Ce nouveau rapport n’est pas le premier à affirmer que la science climatique était bien établie au milieu des années 1960 et que les dirigeants du Congrès en étaient conscients. D’autres travaux, dont certains sont cités dans l’étude, ont montré que les audiences sur les amendements au Clean Air Act abordaient explicitement le changement climatique mondial.

Les nouveaux travaux ajoutent de l’ampleur et de la profondeur à cet ensemble de preuves, a déclaré Michael Burger, directeur exécutif du Sabin Center for Climate Change Law à la Columbia Law School.

Dans une décision historique de 2007, la Cour suprême a statué que la loi sur l’air pur autorise l’Agence de protection de l’environnement à réglementer le dioxyde de carbone en tant que polluant. Cependant, même cette décision affirmait que la science du climat en était à ses « balbutiements » lorsque le Congrès a adopté les principales dispositions en 1970.

La décision, connue sous le nom de Massachusetts v. EPA, est rapidement devenue une cible pour certains conservateurs politiques. Le Projet 2025, un manuel conservateur pour une prochaine administration républicaine, appelle à annuler les conclusions de « mise en danger » de l’EPA que la décision a permises, bien que Donald Trump ait cherché à se distancier du Projet 2025 alors qu’il fait campagne pour sa réélection. L’administration Trump aurait envisagé une telle mesure dans ses derniers jours, mais a choisi de ne pas le faire.

Michael Oppenheimer, professeur de géosciences et d'affaires internationales à l'Université de Princeton, a déclaré que la nouvelle étude pourrait être « d'une importance cruciale » si la Cour suprême devait entendre une contestation de l'affaire Massachusetts v. EPA.

Les auteurs ont publié leur article dans une revue juridique, plutôt que dans une revue axée sur l'histoire ou la science, car ils espèrent qu'il façonnera les futurs défis juridiques et les décisions judiciaires, a déclaré Oreskes.

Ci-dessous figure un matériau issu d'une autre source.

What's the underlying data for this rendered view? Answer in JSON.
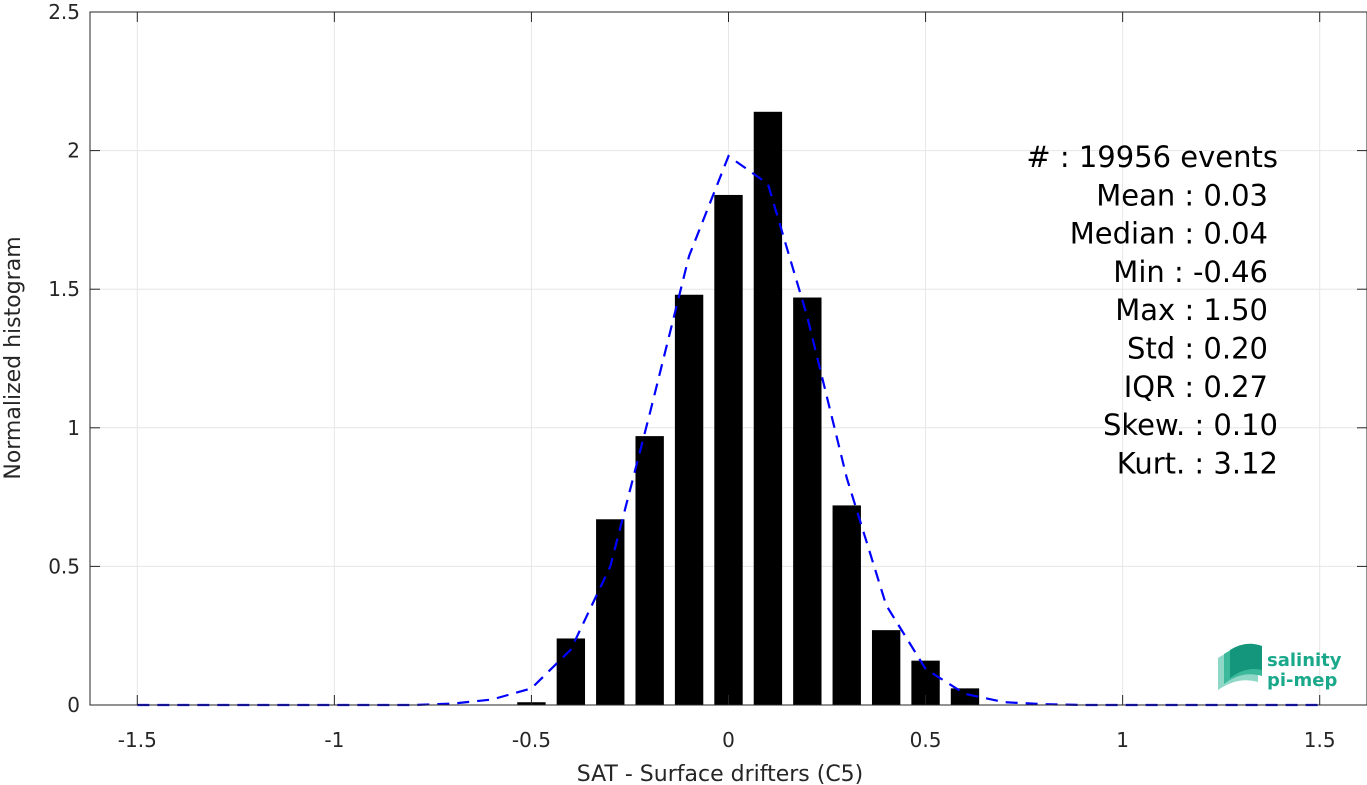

Alors que plusieurs experts juridiques et politiques ont salué l'ouvrage pour ses apports à l'histoire, certains se sont interrogés sur l'influence qu'il aura sur la majorité de droite de la Cour suprême.

« Malheureusement, il y a un grand point d’interrogation quant à l’importance que la Cour accordera, dans chaque cas particulier, à l’histoire réelle par rapport à l’histoire sélectionnée qui étaye la conclusion ultime qu’elle privilégie », a déclaré Burger. « L’une des principales critiques de la doctrine des questions majeures et de l’utilisation de l’histoire par la majorité actuelle est qu’elle a tendance à être assez sélective. »

Il a ajouté que le défi actuel à la réglementation des centrales électriques de l'administration Biden ne se concentre pas sur la question de savoir si l'EPA a l'autorité de réglementer le dioxyde de carbone, mais sur des questions techniques sans rapport avec celles-ci concernant les technologies qui peuvent être utilisées pour limiter la pollution.

Selon Burger, la nouvelle recherche devrait réfuter de manière concluante l’idée selon laquelle l’EPA ne peut pas réguler le dioxyde de carbone.

« L’argument selon lequel la Clean Air Act, pour une raison quelconque, ne devrait pas inclure la réglementation des gaz à effet de serre est tout simplement faux », a déclaré Burger.